Névroses hystérique et obsessionnelle


Névrose hystérique


Le malade hystérique souffre de symptômes psychomoteurs, sensoriels ou végétatifs qui correspondent à des conversions de souffrance psychique en souffrance physique.


Pour contourner le refoulement interdisant les images de ses désirs impossibles, le malade « convertit » ses fantasmes en les fixant sur le corps.


Ses symptômes corporels sont une voie expressive inconsciente contournant la censure appliquée par la conscience.


Certaines sensations sont désormais absentes, ou certaines fonctions dysfonctionnent, ou les perceptions sont tronquées, ou la peau est atteinte d'inflammations (cf. psychosomatique).


Le corps souffrant


Chez le névrosé hystérique il est excité et exprimé (symptômes) selon une anatomo­physiologie qui ne correspond pas aux schémas corporels de la connaissance habituelle : corps subjectif des fantasmes, du fonctionnement de zones excitées intimes, d'image corporelle inconsciente immature d'un corps enfantin, sans rapport avec la connaissance objective.


Inauthenticité


Le corps fantasmé au détriment de la réalité handicape l'existence du névrosé hystérique, qui n'est jamais au clair sur l'authenticité de ce qu'il ressent et exprime (impression d'artifice).


Les symptômes psychiques ont à être pris en charge par des méthodes psychiques (psychothérapie) mais le/la malade, au cours de la relation, cherche à obtenir davantage d'égards et de considération de la part de son médecin, lequel est piégé dans la demande de soin (cf. duplicité inconsciente des grandes crises de Charcot).


Névrose obsessionnelle


Le malade se méfie du corps, de celui d'autrui comme du sien, comme il craint en fait toute trace de vie.


Il évite d'être au contact de la poussée vivante, de la matière vivante (traces, flux, bouillonnement, effervescence…) : il se met à l'abri derrière un « périmètre de sécurité ».


Il préfère l'ordre, la maîtrise, la loi, l'abstraction, la régularité, la symétrie, la justesse.
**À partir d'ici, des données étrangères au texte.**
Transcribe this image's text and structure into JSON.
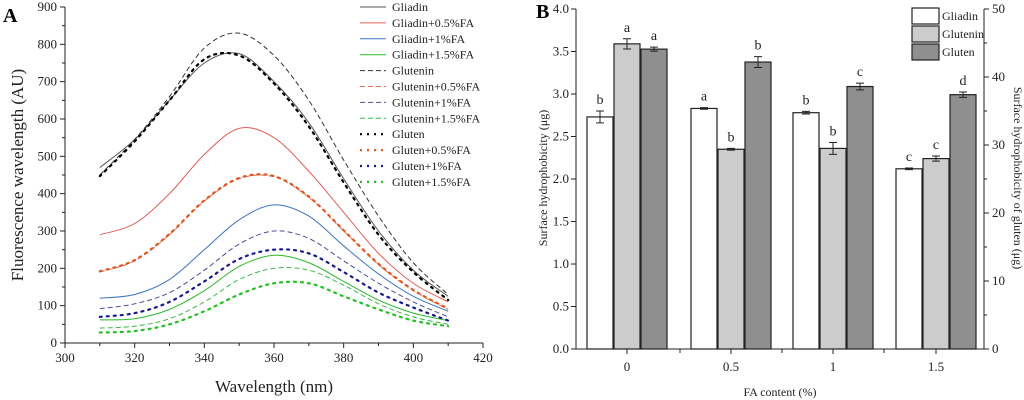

La détermination farouche (obsessionnelle) à se protéger prend la forme de rites et de compulsions, avec :


obsession de la propreté (exagération de toilette, ménage, hygiène, désinfection) ; - honte et la culpabilité dès qu'il y a soupçon de désir ;


tentatives pour canaliser, pour isoler, pour abstraire les images de désirs jusqu'à en faire des stimuli psychiques internes qui commandent l'exécution « libératoire » de gestes brusques : les TOC (troubles obsessionnels compulsifs) visent à soulager la tension grâce à des actes irrépressibles ;


des tentatives de maîtriser les images de désirs en les répétant, en les reprenant par leur symétrie inverse, de les contenir en les enserrant dans des séries, des combinaisons de signes et des chiffrages (rituels conjuratoires), de les neutraliser en les abstrayant, en les coupant de leur contexte (isolation mentale).


Pour les freudiens


La névrose obsessionnelle est une séquelle du stade anal (cf. dressage à la propreté).


La névrose est un compromis déséquilibré entre de forts désirs et leur interdit supérieur qui censure.